Solomon: Successive 2255 Challenging 924(c) Conviction Based on Johnson Fails to Satisfy Gatekeeping Criteria


In Solomon v. United States, No. 17-14830 (Jan. 8, 2019) (William Pryor, Grant, Hull) (per curiam), the Court affirmed the denial of a successive 2255 motion to vacate a 924(c) conviction in light of Johnson.

The Court held that, in light of its en banc decision in Ovalles II and its subsequent decision in In re Garrett, the successive 2255 motion did not satisfy the gatekeeping requirements of 2255(h).  Because neither Johnson nor Dimaya invalidated the residual clause in 924(c)(3)(B), there was no rule of constitutional law supporting the claim.  Moreover, any challenge to the district court's use of the categorical approach (as opposed to a fact-based approach) would also not satisfy 2255(h), because that claim would be statutory rather than constitutional in nature.

Thursday, December 06, 2018

Barton: Rejecting Daubert Challenge to Expert Methodology for DNA Testing

In United States v. Barton, No. 17-10559 (Dec. 6, 2018) (Marcus, Newsom, Anderson), the Court affirmed the defendant's felon in possession conviction.

The sole issue on appeal was whether the district court abused its discretion under Daubert by admitting expert testimony concerning DNA evidence.  Focusing on the deferential standard of review, the Court rejected the defendant's arguments that the expert's methodology was unreliable because of the low quantity DNA mixture present and the absence of appropriate validation testing and interpretive thresholds for complex mixtures.  The Court found that the defendant's arguments went to weight rather than admissibility.  And, although the defendant identified newly-available scientific journals that bore on the reliability of the expert's methodology, the Court declined to consider them, because they were not included in the district court and were not a part of the record on appeal.  Where newly-discovered evidence undermines the validity of the conviction, the defendant may seek a new trial in the district court; but an appellate court may not consider that evidence for the first time on appeal and make factual findings.  Finally, the court held that the admission of the DNA evidence was harmless in any event because the other evidence of guilt was overwhelming.

Friday, November 16, 2018

St. Hubert: Hobbs Act Robbery and Attempted Hobbs Act Robbery are Crimes of Violence Under Both Clauses in 924(c)

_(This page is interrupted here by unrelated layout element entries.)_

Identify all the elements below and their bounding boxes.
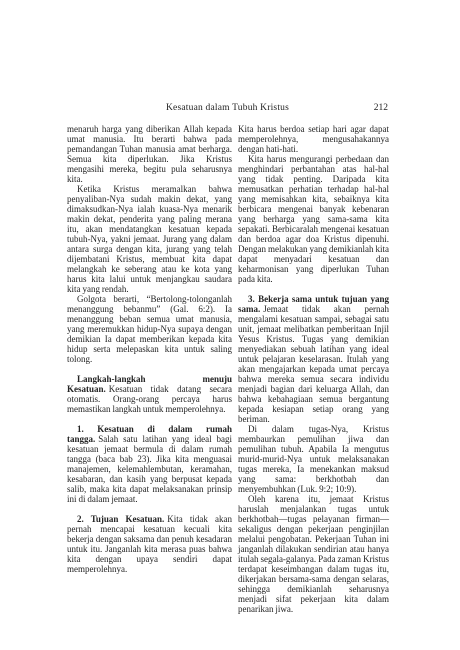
page-number: 212 [374, 102, 388, 115]
text-columns: menaruh harga yang diberikan Allah kepad… [67, 124, 389, 614]
paragraph-text: Jemaat tidak akan pernah mengalami kesat… [238, 304, 389, 424]
paragraph: Ketika Kristus meramalkan bahwa penyalib… [67, 184, 232, 294]
numbered-point-heading: 2. Tujuan Kesatuan. [77, 514, 164, 524]
running-head-title: Kesatuan dalam Tubuh Kristus [67, 102, 388, 115]
paragraph: Kita harus mengurangi perbedaan dan meng… [238, 154, 389, 284]
paragraph: Di dalam tugas-Nya, Kristus membaurkan p… [238, 424, 389, 494]
paragraph-continuation: Kita harus berdoa setiap hari agar dapat… [238, 124, 389, 154]
paragraph: Golgota berarti, “Bertolong-tolonganlah … [67, 294, 232, 364]
numbered-point-paragraph: 2. Tujuan Kesatuan.Kita tidak akan perna… [67, 514, 232, 574]
book-page: Kesatuan dalam Tubuh Kristus 212 menaruh… [0, 0, 460, 650]
numbered-point-paragraph: 1. Kesatuan di dalam rumah tangga.Salah … [67, 424, 232, 504]
left-column: menaruh harga yang diberikan Allah kepad… [67, 124, 232, 574]
paragraph: Oleh karena itu, jemaat Kristus haruslah… [238, 494, 389, 614]
paragraph-text: Salah satu latihan yang ideal bagi kesat… [67, 434, 232, 504]
paragraph-continuation: menaruh harga yang diberikan Allah kepad… [67, 124, 232, 184]
running-header: Kesatuan dalam Tubuh Kristus 212 [67, 102, 388, 115]
right-column: Kita harus berdoa setiap hari agar dapat… [238, 124, 389, 614]
numbered-point-paragraph: 3. Bekerja sama untuk tujuan yang sama.J… [238, 294, 389, 424]
section-heading-paragraph: Langkah-langkah menuju Kesatuan.Kesatuan… [67, 374, 232, 414]
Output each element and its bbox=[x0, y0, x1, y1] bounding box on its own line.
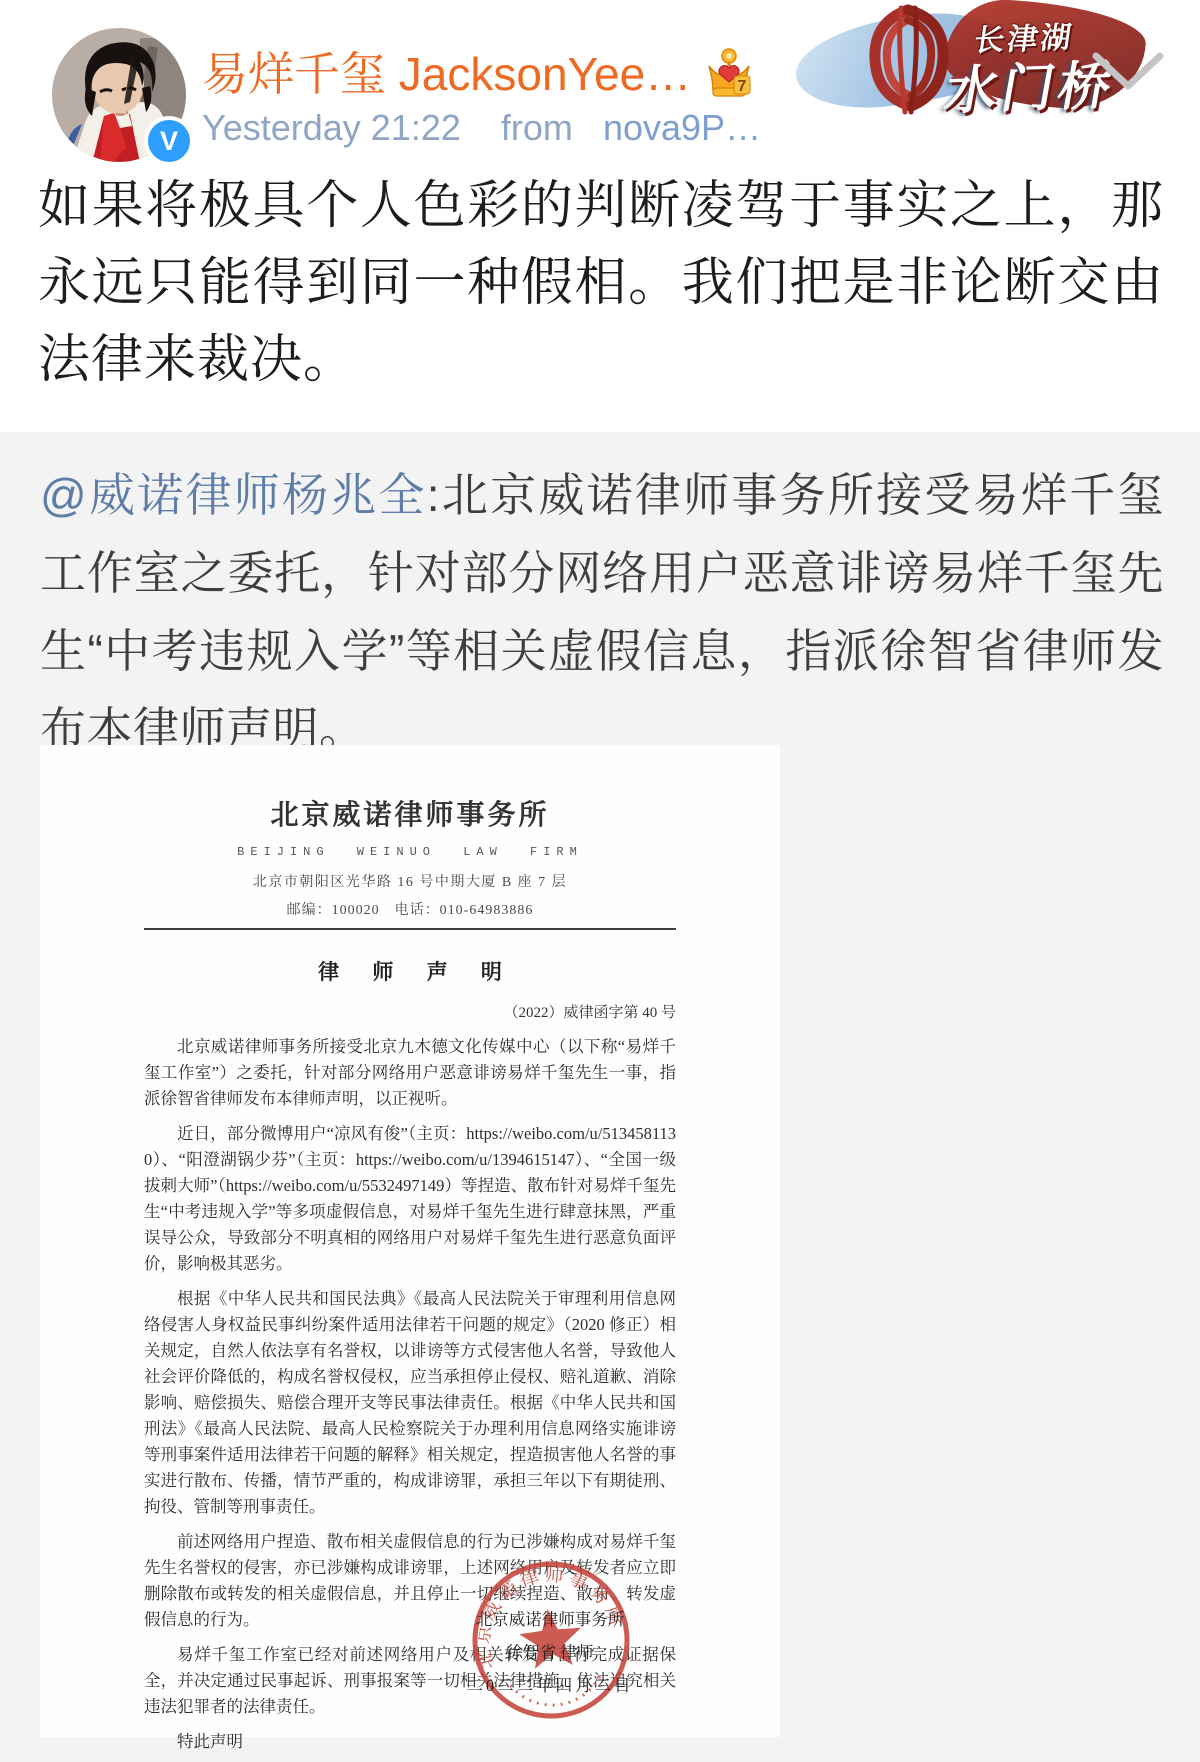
doc-title: 律 师 声 明 bbox=[40, 956, 780, 986]
signature-firm: 北京威诺律师事务所 bbox=[425, 1603, 675, 1636]
doc-firm-name-cn: 北京威诺律师事务所 bbox=[40, 793, 780, 833]
doc-reference-number: （2022）威律函字第 40 号 bbox=[144, 1001, 676, 1022]
doc-paragraph: 近日，部分微博用户“凉风有俊”（主页：https://weibo.com/u/5… bbox=[144, 1121, 676, 1277]
post-content: 如果将极具个人色彩的判断凌驾于事实之上，那永远只能得到同一种假相。我们把是非论断… bbox=[38, 168, 1164, 399]
doc-address: 北京市朝阳区光华路 16 号中期大厦 B 座 7 层 bbox=[40, 871, 780, 891]
doc-signature-block: 北京威诺律师事务所 徐智省 律师 二0二二年四月二日 bbox=[425, 1603, 675, 1702]
signature-lawyer: 徐智省 律师 bbox=[425, 1636, 675, 1669]
vip-level-number: 7 bbox=[738, 78, 747, 95]
quote-card[interactable]: @威诺律师杨兆全:北京威诺律师事务所接受易烊千玺工作室之委托，针对部分网络用户恶… bbox=[0, 432, 1200, 1762]
chevron-down-icon[interactable] bbox=[1088, 48, 1168, 96]
legal-document-image[interactable]: 北京威诺律师事务所 BEIJING WEINUO LAW FIRM 北京市朝阳区… bbox=[40, 745, 780, 1737]
watermark-knot-graphic bbox=[853, 4, 963, 116]
source-app-link[interactable]: nova9P… bbox=[603, 107, 761, 148]
source-prefix: from bbox=[501, 107, 573, 148]
watermark-ice-splash bbox=[791, 4, 1024, 115]
user-avatar[interactable]: V bbox=[52, 28, 186, 162]
author-name[interactable]: 易烊千玺 JacksonYee… bbox=[202, 48, 691, 100]
doc-paragraph: 根据《中华人民共和国民法典》《最高人民法院关于审理利用信息网络侵害人身权益民事纠… bbox=[144, 1286, 676, 1520]
verified-badge-icon: V bbox=[144, 116, 194, 166]
mention-link[interactable]: @威诺律师杨兆全 bbox=[40, 469, 427, 521]
watermark-title-top: 长津湖 bbox=[972, 12, 1078, 59]
weibo-post-screen: V 易烊千玺 JacksonYee… 7 Yesterday 21:22 fro… bbox=[0, 0, 1200, 1762]
doc-closing: 特此声明 bbox=[144, 1729, 676, 1755]
doc-paragraph: 北京威诺律师事务所接受北京九木德文化传媒中心（以下称“易烊千玺工作室”）之委托，… bbox=[144, 1034, 676, 1112]
post-timestamp: Yesterday 21:22 bbox=[202, 107, 461, 148]
doc-contact: 邮编：100020 电话：010-64983886 bbox=[40, 899, 780, 919]
signature-date: 二0二二年四月二日 bbox=[425, 1669, 675, 1702]
doc-header-rule bbox=[144, 928, 676, 930]
doc-firm-name-en: BEIJING WEINUO LAW FIRM bbox=[40, 845, 780, 859]
vip-crown-icon: 7 bbox=[701, 46, 757, 102]
post-meta: Yesterday 21:22 from nova9P… bbox=[202, 106, 761, 150]
quote-content: @威诺律师杨兆全:北京威诺律师事务所接受易烊千玺工作室之委托，针对部分网络用户恶… bbox=[40, 456, 1164, 768]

In United States v. St.Hubert, No. 16-10874 (Nov. 15, 2018) (Hull, Marcus, Anderson), the Court sua sponte modified its earlier opinion in part and applied the recent en banc decision in Ovalles.

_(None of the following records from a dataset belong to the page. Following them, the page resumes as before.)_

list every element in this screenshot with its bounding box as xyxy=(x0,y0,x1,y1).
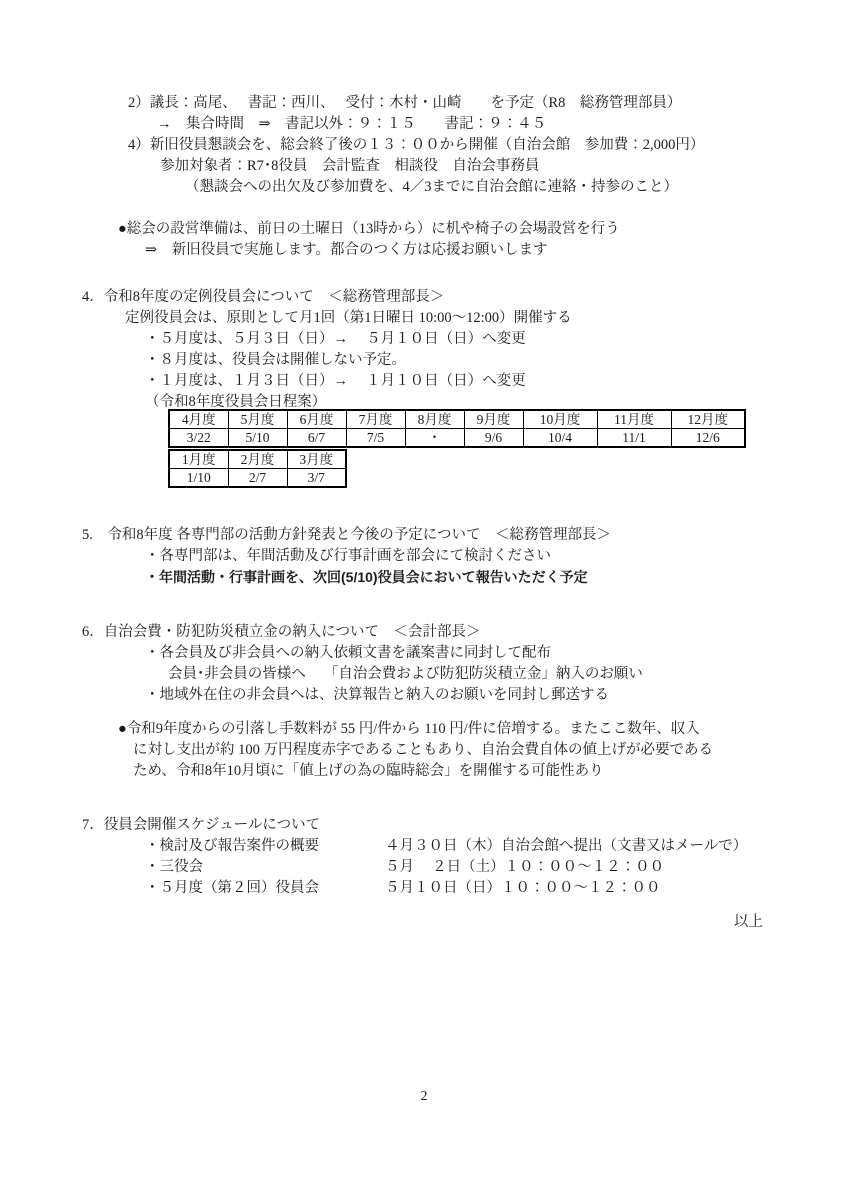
month-header-cell: 6月度 xyxy=(287,410,346,429)
table-row: 4月度 5月度 6月度 7月度 8月度 9月度 10月度 11月度 12月度 xyxy=(169,410,745,429)
topic7-row-overview: ・検討及び報告案件の概要４月３０日（木）自治会館へ提出（文書又はメールで） xyxy=(0,836,848,857)
date-cell: 3/22 xyxy=(169,429,228,448)
table-row: 1/10 2/7 3/7 xyxy=(169,469,346,488)
month-header-cell: 12月度 xyxy=(671,410,745,429)
topic7-row-may-meeting: ・５月度（第２回）役員会５月１０日（日）１０：００～１２：００ xyxy=(0,878,848,899)
topic7-row-sanyakukai: ・三役会５月 ２日（土）１０：００～１２：００ xyxy=(0,857,848,878)
topic4-intro: 定例役員会は、原則として月1回（第1日曜日 10:00～12:00）開催する xyxy=(0,308,848,329)
month-header-cell: 7月度 xyxy=(346,410,405,429)
topic4-bullet-jan: ・１月度は、１月３日（日）→ １月１０日（日）へ変更 xyxy=(0,371,848,392)
date-cell: 5/10 xyxy=(228,429,287,448)
month-header-cell: 1月度 xyxy=(169,450,228,469)
date-cell: 7/5 xyxy=(346,429,405,448)
assembly-time-line: → 集合時間 ⇒ 書記以外：９：１５ 書記：９：４５ xyxy=(0,114,848,135)
fee-note-line2: に対し支出が約 100 万円程度赤字であることもあり、自治会費自体の値上げが必要… xyxy=(0,740,848,761)
topic6-sub1: 会員･非会員の皆様へ 「自治会費および防犯防災積立金」納入のお願い xyxy=(0,664,848,685)
topic5-bullet1: ・各専門部は、年間活動及び行事計画を部会にて検討ください xyxy=(0,546,848,567)
document-page: 2）議長：高尾、 書記：西川、 受付：木村・山崎 を予定（R8 総務管理部員） … xyxy=(0,0,848,1200)
month-header-cell: 11月度 xyxy=(597,410,671,429)
table-row: 1月度 2月度 3月度 xyxy=(169,450,346,469)
topic7-section: 7．役員会開催スケジュールについて ・検討及び報告案件の概要４月３０日（木）自治… xyxy=(0,815,848,899)
topic4-bullet-aug: ・８月度は、役員会は開催しない予定。 xyxy=(0,350,848,371)
date-cell: ・ xyxy=(405,429,464,448)
schedule-table-jan-mar: 1月度 2月度 3月度 1/10 2/7 3/7 xyxy=(168,449,347,488)
setup-note-line1: ●総会の設営準備は、前日の土曜日（13時から）に机や椅子の会場設営を行う xyxy=(0,219,848,240)
schedule-table-apr-dec: 4月度 5月度 6月度 7月度 8月度 9月度 10月度 11月度 12月度 3… xyxy=(168,409,746,448)
closing-marker: 以上 xyxy=(734,912,763,933)
fee-increase-note: ●令和9年度からの引落し手数料が 55 円/件から 110 円/件に倍増する。ま… xyxy=(0,719,848,782)
page-number: 2 xyxy=(0,1086,848,1107)
fee-note-line1: ●令和9年度からの引落し手数料が 55 円/件から 110 円/件に倍増する。ま… xyxy=(0,719,848,740)
month-header-cell: 10月度 xyxy=(523,410,597,429)
month-header-cell: 9月度 xyxy=(464,410,523,429)
schedule-item-label: ・三役会 xyxy=(145,857,385,878)
participants-line: 参加対象者：R7･8役員 会計監査 相談役 自治会事務員 xyxy=(0,156,848,177)
topic6-bullet2: ・地域外在住の非会員へは、決算報告と納入のお願いを同封し郵送する xyxy=(0,685,848,706)
date-cell: 3/7 xyxy=(287,469,346,488)
schedule-item-label: ・５月度（第２回）役員会 xyxy=(145,878,385,899)
date-cell: 9/6 xyxy=(464,429,523,448)
topic4-section: 4．令和8年度の定例役員会について ＜総務管理部長＞ 定例役員会は、原則として月… xyxy=(0,287,848,413)
topic5-section: 5. 令和8年度 各専門部の活動方針発表と今後の予定について ＜総務管理部長＞ … xyxy=(0,525,848,588)
topic6-bullet1: ・各会員及び非会員への納入依頼文書を議案書に同封して配布 xyxy=(0,643,848,664)
date-cell: 12/6 xyxy=(671,429,745,448)
topic5-bullet2-bold: ・年間活動・行事計画を、次回(5/10)役員会において報告いただく予定 xyxy=(0,567,848,588)
topic4-bullet-may: ・５月度は、５月３日（日）→ ５月１０日（日）へ変更 xyxy=(0,329,848,350)
topic4-heading: 4．令和8年度の定例役員会について ＜総務管理部長＞ xyxy=(0,287,848,308)
schedule-item-value: ４月３０日（木）自治会館へ提出（文書又はメールで） xyxy=(385,838,747,854)
schedule-item-value: ５月 ２日（土）１０：００～１２：００ xyxy=(385,859,664,875)
setup-note: ●総会の設営準備は、前日の土曜日（13時から）に机や椅子の会場設営を行う ⇒ 新… xyxy=(0,219,848,261)
schedule-item-label: ・検討及び報告案件の概要 xyxy=(145,836,385,857)
month-header-cell: 2月度 xyxy=(228,450,287,469)
table-row: 3/22 5/10 6/7 7/5 ・ 9/6 10/4 11/1 12/6 xyxy=(169,429,745,448)
topic6-section: 6．自治会費・防犯防災積立金の納入について ＜会計部長＞ ・各会員及び非会員への… xyxy=(0,622,848,706)
month-header-cell: 8月度 xyxy=(405,410,464,429)
date-cell: 2/7 xyxy=(228,469,287,488)
date-cell: 1/10 xyxy=(169,469,228,488)
month-header-cell: 4月度 xyxy=(169,410,228,429)
schedule-item-value: ５月１０日（日）１０：００～１２：００ xyxy=(385,880,661,896)
month-header-cell: 3月度 xyxy=(287,450,346,469)
rsvp-note-line: （懇談会への出欠及び参加費を、4／3までに自治会館に連絡・持参のこと） xyxy=(0,177,848,198)
date-cell: 11/1 xyxy=(597,429,671,448)
topic3-continuation: 2）議長：高尾、 書記：西川、 受付：木村・山崎 を予定（R8 総務管理部員） … xyxy=(0,93,848,198)
chair-scribe-line: 2）議長：高尾、 書記：西川、 受付：木村・山崎 を予定（R8 総務管理部員） xyxy=(0,93,848,114)
date-cell: 10/4 xyxy=(523,429,597,448)
setup-note-line2: ⇒ 新旧役員で実施します。都合のつく方は応援お願いします xyxy=(0,240,848,261)
topic6-heading: 6．自治会費・防犯防災積立金の納入について ＜会計部長＞ xyxy=(0,622,848,643)
social-gathering-line: 4）新旧役員懇談会を、総会終了後の１３：００から開催（自治会館 参加費：2,00… xyxy=(0,135,848,156)
topic7-heading: 7．役員会開催スケジュールについて xyxy=(0,815,848,836)
topic5-heading: 5. 令和8年度 各専門部の活動方針発表と今後の予定について ＜総務管理部長＞ xyxy=(0,525,848,546)
fee-note-line3: ため、令和8年10月頃に「値上げの為の臨時総会」を開催する可能性あり xyxy=(0,761,848,782)
date-cell: 6/7 xyxy=(287,429,346,448)
month-header-cell: 5月度 xyxy=(228,410,287,429)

The Court reinstated without change its earlier analysis rejecting the government's argument that the defendant's guilty plea waived his argument that his convictions were not crimes of violence.  It also reinstated without change its holding that Hobbs Act robbery qualified as a crime of violence under the elements clause in 924(c)(3)(A). 

Applying Ovalles' conduct-based approach, the Court held that the defendant's Hobbs Act robbery conviction satisfied the residual clause in 924(c)(3)(B).  Reviewing the facts admitted at the plea hearing -- namely, brandishing a firearm and threatening to shoot store employees during a robbery -- the Court concluded that his offense involved a substantial risk that physical force may have been used against a person or property.

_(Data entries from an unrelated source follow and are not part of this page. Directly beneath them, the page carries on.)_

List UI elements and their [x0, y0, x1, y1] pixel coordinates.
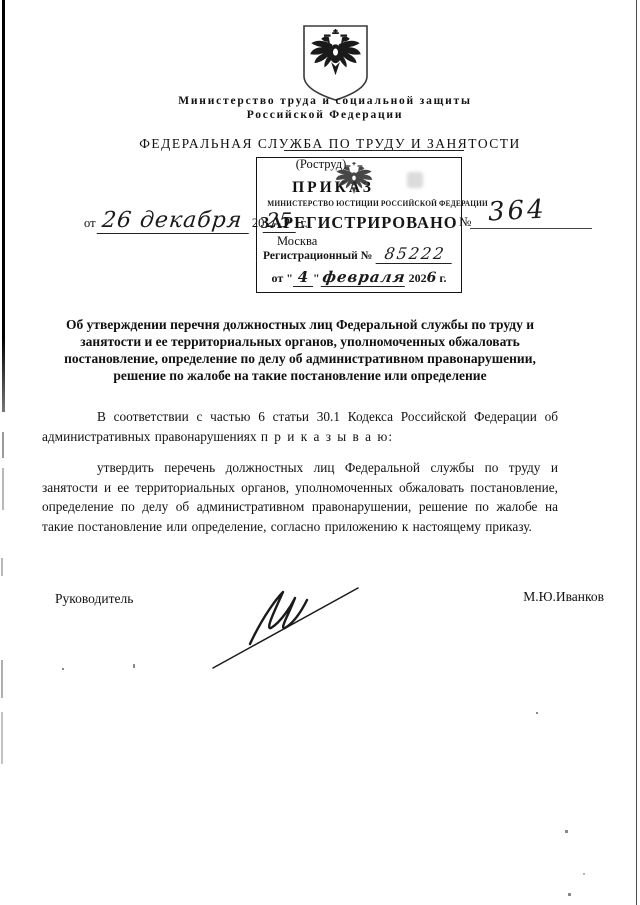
scan-dash: [2, 432, 4, 458]
number-underline: [470, 228, 592, 229]
stamp-authority: МИНИСТЕРСТВО ЮСТИЦИИ РОССИЙСКОЙ ФЕДЕРАЦИ…: [267, 199, 451, 208]
handwritten-date: 26 декабря: [96, 208, 251, 234]
body-paragraph-1: В соответствии с частью 6 статьи 30.1 Ко…: [42, 407, 558, 446]
stamp-date-row: от " 4 " февраля 202 6 г.: [257, 268, 461, 287]
handwritten-reg-number: 85222: [376, 244, 455, 264]
date-prefix: от: [84, 216, 96, 231]
scan-speck: [62, 668, 64, 670]
title-line: решение по жалобе на такие постановление…: [42, 367, 558, 384]
scan-speck: [133, 664, 135, 668]
handwritten-day: 4: [293, 268, 313, 287]
ministry-of-justice-registration-stamp: МИНИСТЕРСТВО ЮСТИЦИИ РОССИЙСКОЙ ФЕДЕРАЦИ…: [256, 157, 462, 293]
stamp-status: ЗАРЕГИСТРИРОВАНО: [257, 213, 461, 233]
document-title: Об утверждении перечня должностных лиц Ф…: [42, 316, 558, 384]
ministry-line2: Российской Федерации: [5, 109, 640, 123]
scan-speck: [536, 712, 538, 714]
scan-speck: [565, 830, 568, 833]
paragraph1-emphasis: п р и к а з ы в а ю:: [261, 429, 393, 444]
letterhead-rule: [284, 150, 464, 151]
ministry-header: Министерство труда и социальной защиты Р…: [5, 95, 640, 122]
title-line: Об утверждении перечня должностных лиц Ф…: [42, 316, 558, 333]
close-quote: ": [313, 271, 320, 286]
scan-dash: [1, 712, 3, 764]
scan-dash: [2, 468, 4, 510]
stamp-registration-number-row: Регистрационный № 85222: [263, 244, 453, 264]
stamp-date-prefix: от: [272, 271, 284, 286]
scanned-order-document: Министерство труда и социальной защиты Р…: [0, 0, 640, 905]
title-line: занятости и ее территориальных органов, …: [42, 333, 558, 350]
stamp-year-printed: 202: [409, 271, 427, 286]
scan-dash: [1, 660, 3, 698]
russia-coat-of-arms-icon: [302, 24, 369, 102]
stamp-smudge: [407, 172, 423, 188]
body-paragraph-2: утвердить перечень должностных лиц Федер…: [42, 458, 558, 536]
stamp-eagle-icon: [331, 162, 377, 198]
stamp-date-suffix: г.: [439, 271, 446, 286]
scan-speck: [583, 873, 585, 875]
title-line: постановление, определение по делу об ад…: [42, 350, 558, 367]
reg-number-label: Регистрационный №: [263, 250, 372, 262]
scan-speck: [568, 893, 571, 896]
scan-dash: [1, 558, 3, 576]
handwritten-month: февраля: [320, 268, 407, 287]
handwritten-year-digit: 6: [427, 270, 437, 286]
handwritten-number: 364: [487, 194, 547, 227]
scan-edge-left: [2, 0, 5, 412]
ministry-line1: Министерство труда и социальной защиты: [5, 95, 640, 109]
handwritten-signature-icon: [205, 582, 365, 672]
open-quote: ": [286, 271, 293, 286]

The Court also held that the defendant's attempted Hobbs Act robbery conviction was a crime of violence under both the elements clause and residual clause in 924(c).  As to the residual clause, the Court again reviewed the facts admitted at the plea hearing -- which involved brandishing a firearm, holding it against one employee's side while directing another to open the safe, but fleeing before he could take any money -- and concluded that this conduct involved a substantial risk that physical force might be used against a person or property.  Alternatively, the Court reiterated and slightly modified its holding that attempted Hobbs Act robbery satisfied the elements clause because it necessarily involves the attempted use of force or threatened force.